The opening part of Summer Wars acts as a cutscene in a game before the action starts and your thrown in headfirst into the narrative. It really shows how important world building and creating an atmosphere can be so important to an animation film and at the start of the journey you go on with the characters. You want to become enriched in the world they live in to feel like you can join them on the journey they go on. In the opening credits of this film, the editing and design elegantly show us the rich landscapes that follow Koiso on his journey towards the home of his crush, Natsuki. My favourite anime films are where the environment around them is just as important to the film as the narrative. Take for example Princess Mononoke (Miyazaki, 1997) that uses nature as somewhat its own character in the film, along with the recent release of The Boy and the Heron (Miyazaki, 2023) where the exploring of the outside world leads to the main plot point of the film.
This film starts by exploring this well and uses the outside to the advantage. Then for twenty minutes in until the end of the film, it is all pretty much confined to the one house in which he has travelled to. The main plot line of the film is about cyberspace in which communication in their society relies upon its use, and therefore this becomes the ‘outside’ of the film where the characters travel into the cyberspace. This unconventional way to approach the story didn’t really connect as your either in this fast paced alternate world where the story isn’t really easy to follow, then your put back into the house environment which is mainly just family squabbles that has some funny moments but doesn’t ever add anything new.

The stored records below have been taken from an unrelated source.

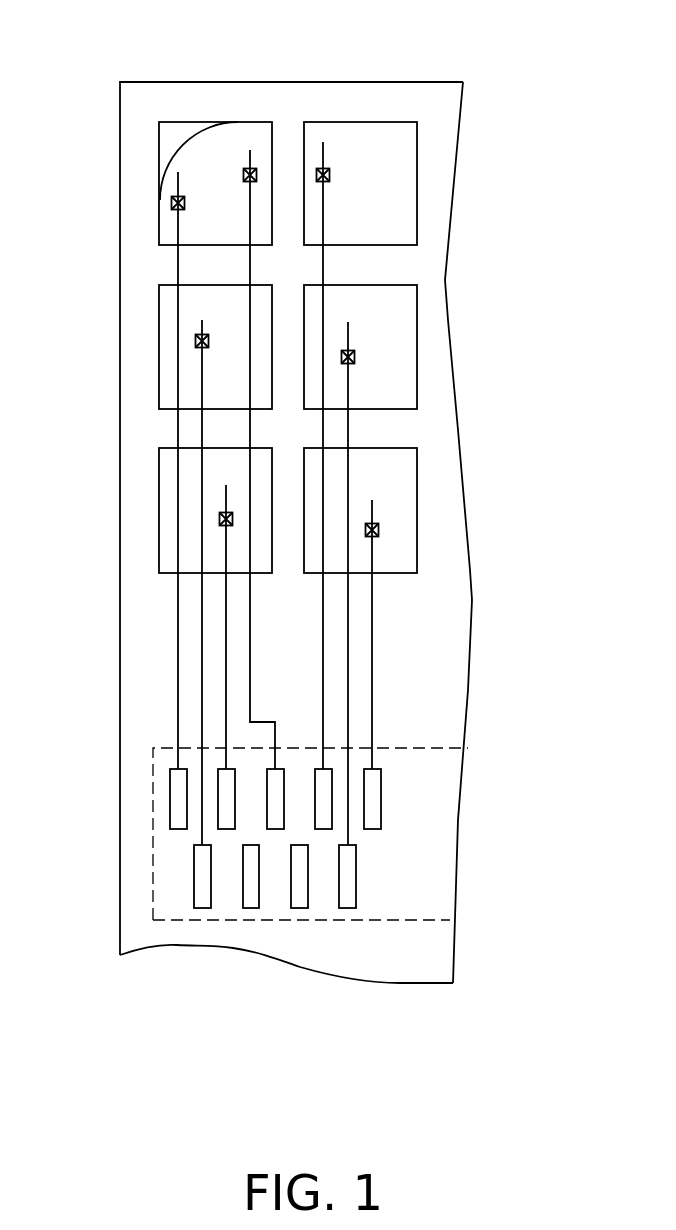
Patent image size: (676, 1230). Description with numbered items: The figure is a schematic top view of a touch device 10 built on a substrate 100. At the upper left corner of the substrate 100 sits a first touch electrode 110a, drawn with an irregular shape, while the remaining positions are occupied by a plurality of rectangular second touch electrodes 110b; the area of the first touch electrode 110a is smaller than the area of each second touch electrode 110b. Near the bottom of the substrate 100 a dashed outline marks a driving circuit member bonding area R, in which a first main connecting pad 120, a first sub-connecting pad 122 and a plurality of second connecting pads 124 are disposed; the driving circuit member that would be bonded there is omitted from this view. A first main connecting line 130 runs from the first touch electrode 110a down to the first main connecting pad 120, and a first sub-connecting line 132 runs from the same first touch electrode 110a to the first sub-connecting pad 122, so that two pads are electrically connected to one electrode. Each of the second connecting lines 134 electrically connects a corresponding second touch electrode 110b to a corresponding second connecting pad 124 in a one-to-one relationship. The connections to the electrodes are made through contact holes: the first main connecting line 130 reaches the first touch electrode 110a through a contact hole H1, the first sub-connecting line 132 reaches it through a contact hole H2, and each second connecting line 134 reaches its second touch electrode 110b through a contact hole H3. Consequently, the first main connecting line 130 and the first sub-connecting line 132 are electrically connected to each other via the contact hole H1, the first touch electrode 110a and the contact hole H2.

The touch device 10 is at (555, 1023).
The substrate 100 is at (445, 109).
The first touch electrode 110a is at (195, 160).
The second touch electrodes 110b is at (405, 197).
The first main connecting pad 120 is at (170, 790).
The first sub-connecting pad 122 is at (275, 829).
The second connecting pads 124 is at (226, 829).
The first main connecting line 130 is at (177, 232).
The first sub-connecting line 132 is at (248, 157).
The second connecting lines 134 is at (327, 234).
The contact hole H1 is at (172, 203).
The contact hole H2 is at (255, 172).
The contact hole H3 is at (330, 175).
The driving circuit member bonding area R is at (422, 747).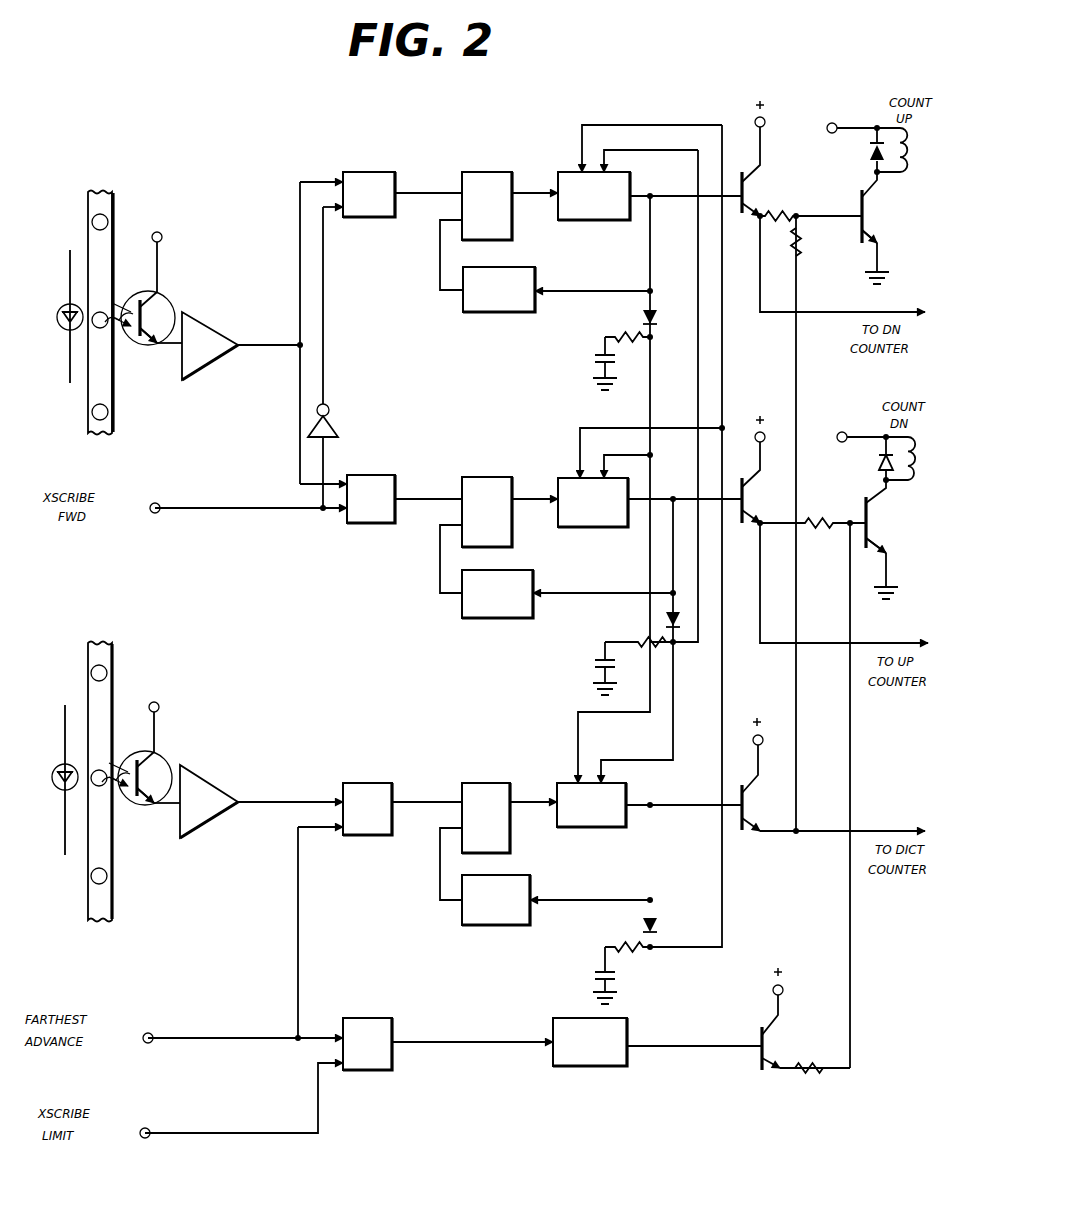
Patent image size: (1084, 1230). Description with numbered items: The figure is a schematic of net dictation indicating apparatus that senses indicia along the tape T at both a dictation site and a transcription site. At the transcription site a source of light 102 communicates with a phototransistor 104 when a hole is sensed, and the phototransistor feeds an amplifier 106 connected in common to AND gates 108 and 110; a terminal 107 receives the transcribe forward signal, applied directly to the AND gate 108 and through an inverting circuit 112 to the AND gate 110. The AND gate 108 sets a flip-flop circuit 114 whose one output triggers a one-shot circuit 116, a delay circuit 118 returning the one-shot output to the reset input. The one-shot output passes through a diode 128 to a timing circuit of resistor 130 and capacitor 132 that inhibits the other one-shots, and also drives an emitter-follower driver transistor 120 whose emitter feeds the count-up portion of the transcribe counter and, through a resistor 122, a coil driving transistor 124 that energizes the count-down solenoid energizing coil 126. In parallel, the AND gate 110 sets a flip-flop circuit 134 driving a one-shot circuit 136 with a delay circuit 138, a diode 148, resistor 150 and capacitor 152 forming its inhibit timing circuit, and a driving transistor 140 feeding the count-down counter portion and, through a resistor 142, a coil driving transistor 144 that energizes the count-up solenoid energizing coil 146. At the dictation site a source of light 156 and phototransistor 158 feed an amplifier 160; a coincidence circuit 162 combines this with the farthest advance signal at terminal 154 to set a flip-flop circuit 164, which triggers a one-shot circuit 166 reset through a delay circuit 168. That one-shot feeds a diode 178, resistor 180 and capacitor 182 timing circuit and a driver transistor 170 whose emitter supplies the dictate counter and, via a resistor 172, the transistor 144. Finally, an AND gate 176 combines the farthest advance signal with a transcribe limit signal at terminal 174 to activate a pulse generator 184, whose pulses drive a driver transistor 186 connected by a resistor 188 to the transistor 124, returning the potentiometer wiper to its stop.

The source of light 102 is at (59, 328).
The phototransistor 104 is at (166, 300).
The amplifier 106 is at (205, 360).
The terminal 107 is at (155, 513).
The AND gate 108 is at (372, 524).
The AND gate 110 is at (356, 172).
The inverting circuit 112 is at (334, 428).
The flip-flop circuit 114 is at (474, 476).
The one-shot circuit 116 is at (564, 528).
The delay circuit 118 is at (476, 618).
The driver transistor 120 is at (744, 492).
The resistor 122 is at (818, 526).
The coil driving transistor 124 is at (884, 521).
The count-down solenoid energizing coil 126 is at (906, 478).
The diode 128 is at (678, 622).
The resistor 130 is at (616, 638).
The capacitor 132 is at (598, 663).
The flip-flop circuit 134 is at (480, 172).
The one-shot circuit 136 is at (566, 220).
The delay circuit 138 is at (482, 312).
The driving transistor 140 is at (748, 190).
The resistor 142 is at (777, 210).
The coil driving transistor 144 is at (878, 196).
The count-up solenoid energizing coil 146 is at (918, 142).
The diode 148 is at (654, 316).
The resistor 150 is at (614, 332).
The capacitor 152 is at (598, 358).
The terminal 154 is at (152, 1034).
The source of light 156 is at (52, 768).
The phototransistor 158 is at (162, 762).
The amplifier 160 is at (210, 778).
The coincidence circuit 162 is at (360, 782).
The flip-flop circuit 164 is at (472, 782).
The one-shot circuit 166 is at (570, 830).
The delay circuit 168 is at (476, 926).
The driver transistor 170 is at (748, 800).
The resistor 172 is at (800, 258).
The terminal 174 is at (147, 1140).
The AND gate 176 is at (376, 1072).
The diode 178 is at (656, 924).
The resistor 180 is at (618, 944).
The capacitor 182 is at (616, 977).
The pulse generator 184 is at (574, 1070).
The driver transistor 186 is at (777, 1042).
The resistor 188 is at (816, 1072).
The tape T is at (104, 233).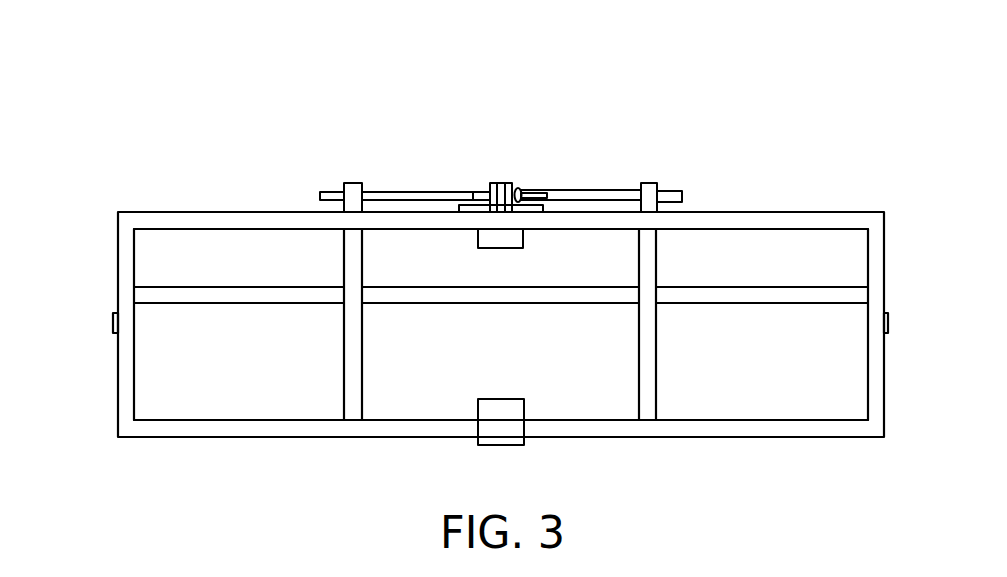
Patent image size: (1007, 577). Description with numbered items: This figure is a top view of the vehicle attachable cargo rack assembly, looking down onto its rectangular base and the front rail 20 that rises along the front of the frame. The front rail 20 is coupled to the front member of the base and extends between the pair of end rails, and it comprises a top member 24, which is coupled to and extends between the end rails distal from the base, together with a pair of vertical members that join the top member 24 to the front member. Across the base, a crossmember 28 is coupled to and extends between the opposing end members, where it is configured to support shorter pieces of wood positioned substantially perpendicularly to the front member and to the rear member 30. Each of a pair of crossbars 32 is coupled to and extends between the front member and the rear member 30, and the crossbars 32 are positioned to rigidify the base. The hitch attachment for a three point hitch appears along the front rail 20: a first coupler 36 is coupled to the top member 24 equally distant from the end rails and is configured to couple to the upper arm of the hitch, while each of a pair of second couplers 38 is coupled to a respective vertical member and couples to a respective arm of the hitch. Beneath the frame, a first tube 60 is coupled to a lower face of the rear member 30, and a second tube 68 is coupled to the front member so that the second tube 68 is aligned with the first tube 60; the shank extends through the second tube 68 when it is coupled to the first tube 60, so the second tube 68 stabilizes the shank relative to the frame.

The front rail 20 is at (772, 212).
The top member 24 is at (277, 212).
The crossmember 28 is at (193, 288).
The rear member 30 is at (734, 428).
The crossbars 32 is at (640, 331).
The first coupler 36 is at (505, 183).
The second couplers 38 is at (350, 185).
The first tube 60 is at (512, 405).
The second tube 68 is at (520, 244).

By the end of the film, the storyline became focused on the virtual world that included a two hour timer where they had to do something before it reached zero (I pretty much lost the plot at this point). The timer just became a visual clue to me for how long was left of the film where the less time that became on the clock, the more relieved I started to feel. The films biggest praise was that I never found myself getting too bored. Having an anime that was about technology, and more importantly set in the current day rather than the past, did feel like something different. But throughout I kept wanting it just to escape the confines that it placed itself in and just explore. It had potential and showed early on what it could achieve, yet it tried to be too relevant to the modern age and become about family drama that coincidentally included a cyberspace storyline.